Sharp Objects was her debut novel and my favorite of the three (the others being Gone Girl and Dark Places). The story unfolds over a couples of weeks from the first person point of view of Camille Preaker. She is a journalist in Chicago and a recovering cutter who is sent back to her hometown of Wind Gap, Missouri, to report on the murders of two young girls. The incidents happened nine months apart, but based on the fact that both girls were strangled and their teeth were removed post-mortem, police think the crimes are connected.
Camille is anything but prepared to go home. She grew up unloved and promiscuous, living in the shadow of her middle sister’s early death, counting the minutes until she could leave for college and a life far, far away. Wind Gap is the kind of small town that cannot keep its people in check. Gossip, secrets, fraught with the kind of boredom that breeds drugs, alcohol, and abuse of all kinds. Camille faces everyone and everything with hesitation – former friends who feign interest, locations that hold ferocious memories, and the ever-present cold rejection from her mother. There’s also the bewildering behavior of her youngest sister, a half-sister, who behaves one way at home and another way when she’s out. It’s Crazytown.
There’s very little I can say without getting deep into the plot. At 250 pages, it’s a quick read and the pace is stellar. The characters are ripe, a few being the epitome of a psychopath by possessing a trio of perverse behaviors: sexual deviance, cruelty to animals, lack of empathy. Sharp Objects is vulgar in every way. It exposes the way we hurt ourselves to gain sympathy, the way we hurt others to relieve our own pain, and the way we rationalize warped behavior because we’re desperate.
A quick note: By page 48, I knew the guilty ones. On page 195, Camille had figured it partially. Neither Camille nor I knew exactly how the crimes played out until the very end.
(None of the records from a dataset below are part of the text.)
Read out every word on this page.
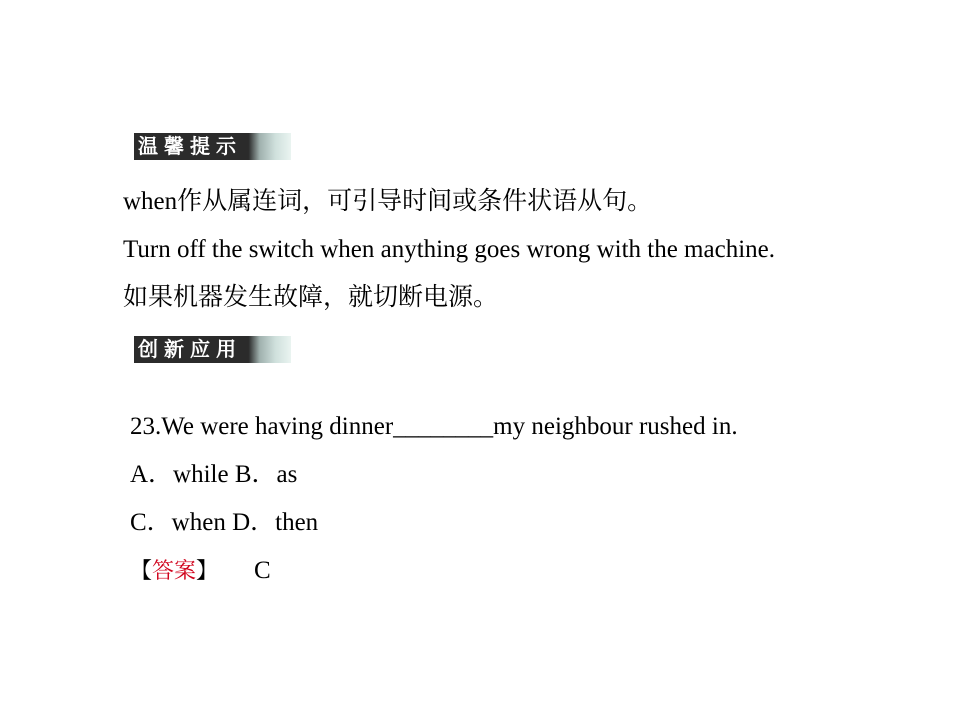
温馨提示
when作从属连词，可引导时间或条件状语从句。
Turn off the switch when anything goes wrong with the machine.
如果机器发生故障，就切断电源。
创新应用
23.We were having dinner________my neighbour rushed in.
A．while B．as
C．when D．then
【答案】 C
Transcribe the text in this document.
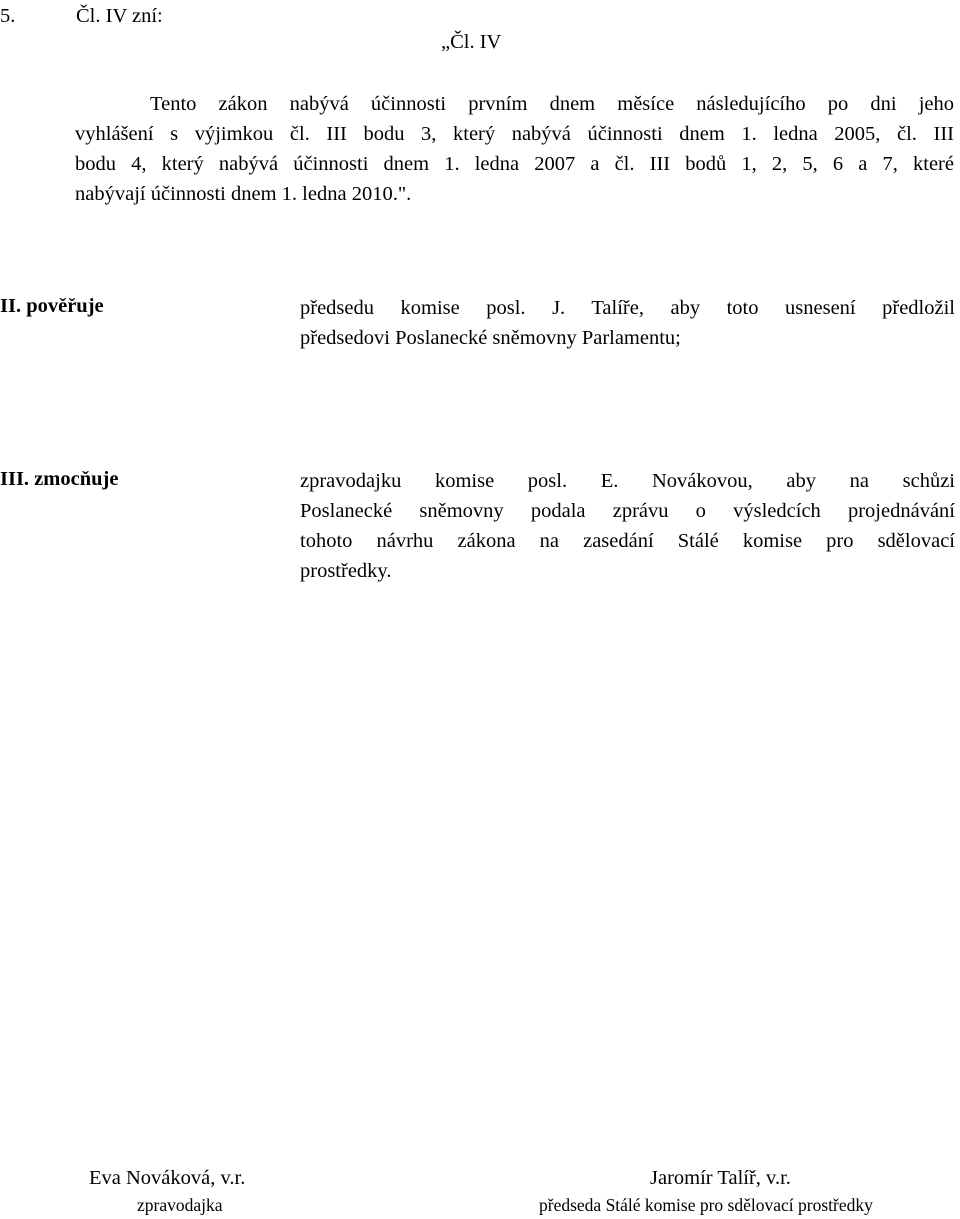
5.	Čl. IV zní:
„Čl. IV
Tento zákon nabývá účinnosti prvním dnem měsíce následujícího po dni jeho
vyhlášení s výjimkou čl. III bodu 3, který nabývá účinnosti dnem 1. ledna 2005, čl. III
bodu 4, který nabývá účinnosti dnem 1. ledna 2007 a čl. III bodů 1, 2, 5, 6 a 7, které
nabývají účinnosti dnem 1. ledna 2010.".
II. pověřuje	předsedu komise posl. J. Talíře, aby toto usnesení předložil
předsedovi Poslanecké sněmovny Parlamentu;
III. zmocňuje	zpravodajku komise posl. E. Novákovou, aby na schůzi
Poslanecké sněmovny podala zprávu o výsledcích projednávání
tohoto návrhu zákona na zasedání Stálé komise pro sdělovací
prostředky.
Eva Nováková, v.r.
zpravodajka
Jaromír Talíř, v.r.
předseda Stálé komise pro sdělovací prostředky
Flynn writes in a way that leaves nothing out, nor does she add what’s unnecessary. We are brought to the point on every page and strung along with her garish and graphic language. In Sharp Objects, I’m reminded of Chuck Palahniuk. It’s not full-on Chuck Palahniuk, but it’s a whiff. There is plucking, gouging, scraping, and, of course, cutting.
For those who want a peek into that world, I highly recommend this book.